Tuesday, February 2, 2010

Mendung, Matahari dan Sekaten

Mendung malam ini. Beberapa waktu ini mendung dan hujan memang mewarnai Jogja. Menyenangkan, karena itu berarti debu kemarau tak akan menyapa dalam beberapa waktu. Hmm, bagi sebagian tempat yang berdekatan dengan lapangan terbuka, debu musim kemarau menjadi momok tersendiri. Termasuk di wilayah seputaran Alun-Alun Utara Jogja. Bisa membayangkan, serbuan debu bergulung-gulung terseret angin seumpama gerak cepat barikade pasukan berkuda menyerbu musuhnya? Yang jelas cukup untuk membuat kita harus rela membersihkan berkali-kali ruangan yang terkena terjangannya.

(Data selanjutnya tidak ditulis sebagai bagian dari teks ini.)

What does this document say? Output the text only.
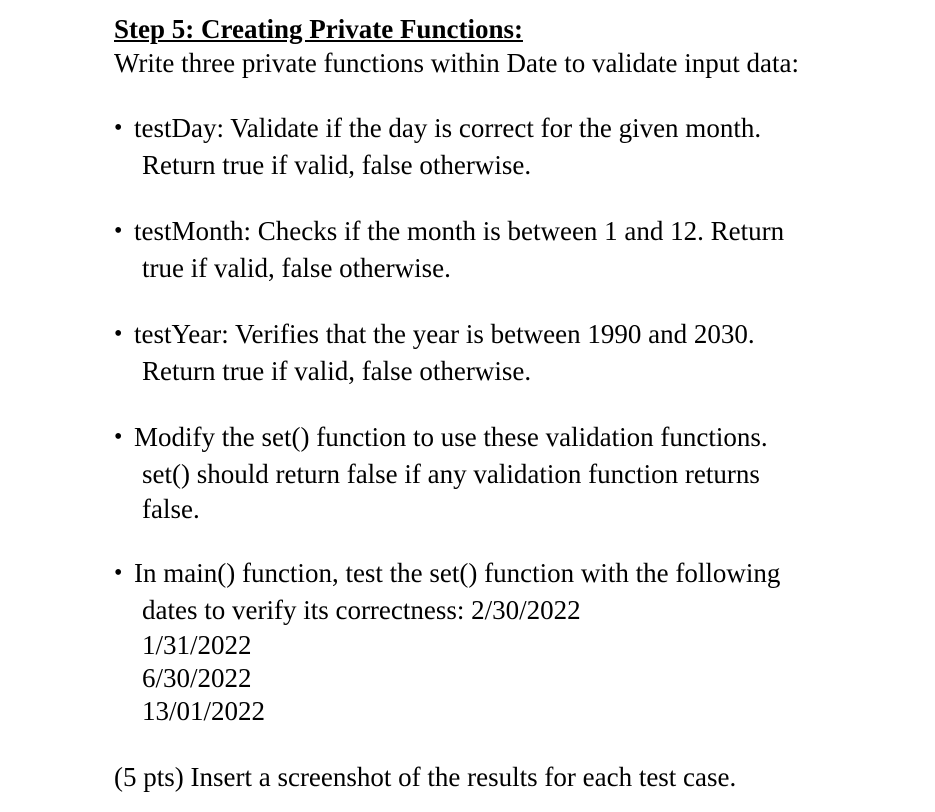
Step 5: Creating Private Functions:
Write three private functions within Date to validate input data:
• testDay: Validate if the day is correct for the given month.
Return true if valid, false otherwise.
• testMonth: Checks if the month is between 1 and 12. Return
true if valid, false otherwise.
• testYear: Verifies that the year is between 1990 and 2030.
Return true if valid, false otherwise.
• Modify the set() function to use these validation functions.
set() should return false if any validation function returns
false.
• In main() function, test the set() function with the following
dates to verify its correctness: 2/30/2022
1/31/2022
6/30/2022
13/01/2022
(5 pts) Insert a screenshot of the results for each test case.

Itu belum seberapa. Sempat hampir jatuh korban. Ceritanya ada pengendara sepeda motor yang melintas tepat ketika sang angin beraksi dengan tarian mistisnya. Celakanya, si pengendara sepeda motor malah takjub melihat aksi sang angin. Mungkin dia tidak pernah melihat gulungan debu yang berputar memilin naik ke atas dan dengan cepat meluncur ke samping membawa apapun yang tergulung bersamanya. Plastic, kertas dan berbagai benda ringan lainnya. Untung saja, meski terlambat pengendara sepeda motor itu masih sempat menguasai sepeda motornya yang sempat oleng. Jika tidak, seorang tukang becak pasti menjadi korbannya.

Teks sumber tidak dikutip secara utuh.